Wednesday, July 24, 2013

Going Raw: Pros and Cons

The diet world has moved beyond the low-fat and low-carb crazes of yore toward eating more whole, unprocessed foods. You can’t argue with this concept—the nutritional benefits of eating foods fresh from nature, such as fruits, vegetables, nuts, seeds, whole grains and legumes, are plenty. But a new twist takes this diet principal beyond the whole food movement—to a dietary pattern based on eating whole plant foods that are cooked to temperatures not exceeding 118ºF. This means that most raw “foodists” are vegans, with the exception of a very few who also include unpasteurized dairy products or raw fish, meat and eggs.

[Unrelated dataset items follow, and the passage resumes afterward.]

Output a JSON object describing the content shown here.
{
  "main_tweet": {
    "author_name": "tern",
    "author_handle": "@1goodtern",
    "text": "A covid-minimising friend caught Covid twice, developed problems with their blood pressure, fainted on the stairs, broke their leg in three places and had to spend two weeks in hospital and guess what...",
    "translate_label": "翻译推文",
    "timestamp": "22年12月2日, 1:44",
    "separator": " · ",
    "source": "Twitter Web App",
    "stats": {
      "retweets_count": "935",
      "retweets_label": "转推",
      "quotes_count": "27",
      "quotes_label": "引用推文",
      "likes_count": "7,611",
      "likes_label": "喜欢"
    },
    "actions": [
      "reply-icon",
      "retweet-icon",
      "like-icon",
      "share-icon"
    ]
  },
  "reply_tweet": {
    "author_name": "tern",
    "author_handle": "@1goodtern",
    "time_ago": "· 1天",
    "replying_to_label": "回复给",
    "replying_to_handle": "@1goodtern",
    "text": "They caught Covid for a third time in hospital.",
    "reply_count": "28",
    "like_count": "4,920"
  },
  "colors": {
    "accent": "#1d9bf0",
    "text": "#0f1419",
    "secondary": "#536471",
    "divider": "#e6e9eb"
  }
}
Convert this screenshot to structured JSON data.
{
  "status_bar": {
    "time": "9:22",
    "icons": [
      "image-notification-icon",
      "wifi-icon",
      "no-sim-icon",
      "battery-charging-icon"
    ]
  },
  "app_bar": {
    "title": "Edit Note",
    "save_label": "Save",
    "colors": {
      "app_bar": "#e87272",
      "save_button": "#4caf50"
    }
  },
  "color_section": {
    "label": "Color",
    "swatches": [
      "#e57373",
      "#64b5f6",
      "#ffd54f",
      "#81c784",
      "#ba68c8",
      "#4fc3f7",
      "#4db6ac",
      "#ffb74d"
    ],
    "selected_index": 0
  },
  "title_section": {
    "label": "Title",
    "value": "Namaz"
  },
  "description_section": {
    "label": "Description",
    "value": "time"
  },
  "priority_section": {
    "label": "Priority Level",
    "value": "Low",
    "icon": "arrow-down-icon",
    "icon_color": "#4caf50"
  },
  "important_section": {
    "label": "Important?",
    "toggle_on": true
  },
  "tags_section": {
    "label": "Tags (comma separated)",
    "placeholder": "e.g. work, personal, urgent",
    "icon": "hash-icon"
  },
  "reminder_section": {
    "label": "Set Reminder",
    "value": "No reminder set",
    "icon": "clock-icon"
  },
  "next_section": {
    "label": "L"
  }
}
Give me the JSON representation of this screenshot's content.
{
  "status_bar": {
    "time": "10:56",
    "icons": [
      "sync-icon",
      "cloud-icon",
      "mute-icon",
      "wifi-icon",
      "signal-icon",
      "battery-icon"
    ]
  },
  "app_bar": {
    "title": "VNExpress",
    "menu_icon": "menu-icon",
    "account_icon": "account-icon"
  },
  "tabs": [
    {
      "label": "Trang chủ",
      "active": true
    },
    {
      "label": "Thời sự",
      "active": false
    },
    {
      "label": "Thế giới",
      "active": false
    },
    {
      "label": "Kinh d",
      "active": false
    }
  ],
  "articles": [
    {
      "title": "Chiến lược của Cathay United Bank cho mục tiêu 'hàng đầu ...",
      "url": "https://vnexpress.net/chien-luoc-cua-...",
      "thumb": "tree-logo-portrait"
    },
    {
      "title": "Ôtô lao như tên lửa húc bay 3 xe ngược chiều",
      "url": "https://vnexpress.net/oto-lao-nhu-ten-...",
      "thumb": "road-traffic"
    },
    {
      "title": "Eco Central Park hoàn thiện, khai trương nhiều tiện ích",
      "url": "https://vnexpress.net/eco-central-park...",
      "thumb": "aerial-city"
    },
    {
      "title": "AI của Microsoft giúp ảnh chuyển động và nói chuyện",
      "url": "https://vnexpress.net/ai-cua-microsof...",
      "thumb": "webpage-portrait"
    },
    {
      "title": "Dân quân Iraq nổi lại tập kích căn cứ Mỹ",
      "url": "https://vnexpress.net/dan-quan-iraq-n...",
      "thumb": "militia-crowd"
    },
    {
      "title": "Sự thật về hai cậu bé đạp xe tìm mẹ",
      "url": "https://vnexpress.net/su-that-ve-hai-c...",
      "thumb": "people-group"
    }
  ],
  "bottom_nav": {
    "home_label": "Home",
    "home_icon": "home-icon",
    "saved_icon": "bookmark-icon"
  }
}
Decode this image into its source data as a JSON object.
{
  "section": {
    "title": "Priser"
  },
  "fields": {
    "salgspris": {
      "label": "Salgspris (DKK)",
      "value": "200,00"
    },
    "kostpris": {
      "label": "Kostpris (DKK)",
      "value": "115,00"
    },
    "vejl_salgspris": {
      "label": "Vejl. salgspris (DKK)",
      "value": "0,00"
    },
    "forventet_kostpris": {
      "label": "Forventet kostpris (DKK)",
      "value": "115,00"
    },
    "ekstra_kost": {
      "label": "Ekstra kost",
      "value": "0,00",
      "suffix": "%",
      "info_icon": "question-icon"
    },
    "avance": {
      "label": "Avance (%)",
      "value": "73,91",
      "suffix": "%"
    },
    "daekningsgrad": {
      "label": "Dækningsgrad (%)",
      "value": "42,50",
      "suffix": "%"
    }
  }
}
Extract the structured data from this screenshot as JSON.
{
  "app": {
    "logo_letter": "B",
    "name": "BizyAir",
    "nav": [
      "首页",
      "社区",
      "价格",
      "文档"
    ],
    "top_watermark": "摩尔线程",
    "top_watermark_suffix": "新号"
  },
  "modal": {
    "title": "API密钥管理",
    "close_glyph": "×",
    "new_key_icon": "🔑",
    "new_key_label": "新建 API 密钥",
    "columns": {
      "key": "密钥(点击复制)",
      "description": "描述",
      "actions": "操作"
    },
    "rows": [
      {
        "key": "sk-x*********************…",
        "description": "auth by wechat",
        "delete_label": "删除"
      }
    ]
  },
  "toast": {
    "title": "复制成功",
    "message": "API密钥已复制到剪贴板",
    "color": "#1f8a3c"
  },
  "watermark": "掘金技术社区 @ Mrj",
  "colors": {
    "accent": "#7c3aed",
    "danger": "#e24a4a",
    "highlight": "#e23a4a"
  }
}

Advantages of nature’s raw foods. A raw food diet relies heavily on fruits, vegetables, nuts and seeds, which are rich in nutrients, such as fiber, vitamins, minerals and phytochemicals—plant compounds often responsible for the bright colors found in fruits and vegetables that hold health-protective activities, such as anti-inflammatory and antioxidant properties Studies have linked vegan and vegetarian diets with a lower risk of cardiovascular disease, certain cancers, and type 2 diabetes. Supporters of this diet argue that once food is cooked, its nutrients and enzymes, which they claim are essential for optimal digestion, are lost. But there is minimal science to back this up. The Academy of Nutrition and Dietetics reports that it is the body, not the food, that supplies the enzymes needed for digestion. However, it’s a fact that when some fruits and vegetables are cooked, water soluble nutrients, such as B vitamins and vitamin C, are susceptible to loss.

Pitfalls of a raw food diet. While raw foodists have an eating style that often reflects a vegan diet, the diet is further restricted to exclude cooked whole grains, beans and legumes, adding to the difficulty in following the diet long-term. For example, meeting the needs for essential nutrients, such as protein, vitamin D, iron, calcium, zinc, and B vitamins can be very challenging. And the few raw foodists who eat raw animal products open the gate for a variety of food borne illnesses and bacterial contamination concerns.
One of the biggest stumbling blocks to this style of eating is that it takes a lot of work, creativity and careful planning— not to mention expense. Often raw foodists rely on costly prepared raw foods. Restaurant dining, or even traveling while on a raw food diet can prove very restrictive and difficult. There’s little science to indicate we need to eat only raw foods for optimal health, but there’s plenty of research that supports eating a bounty of whole plant foods—whole grains, legumes, fruits, vegetables, seeds and nuts.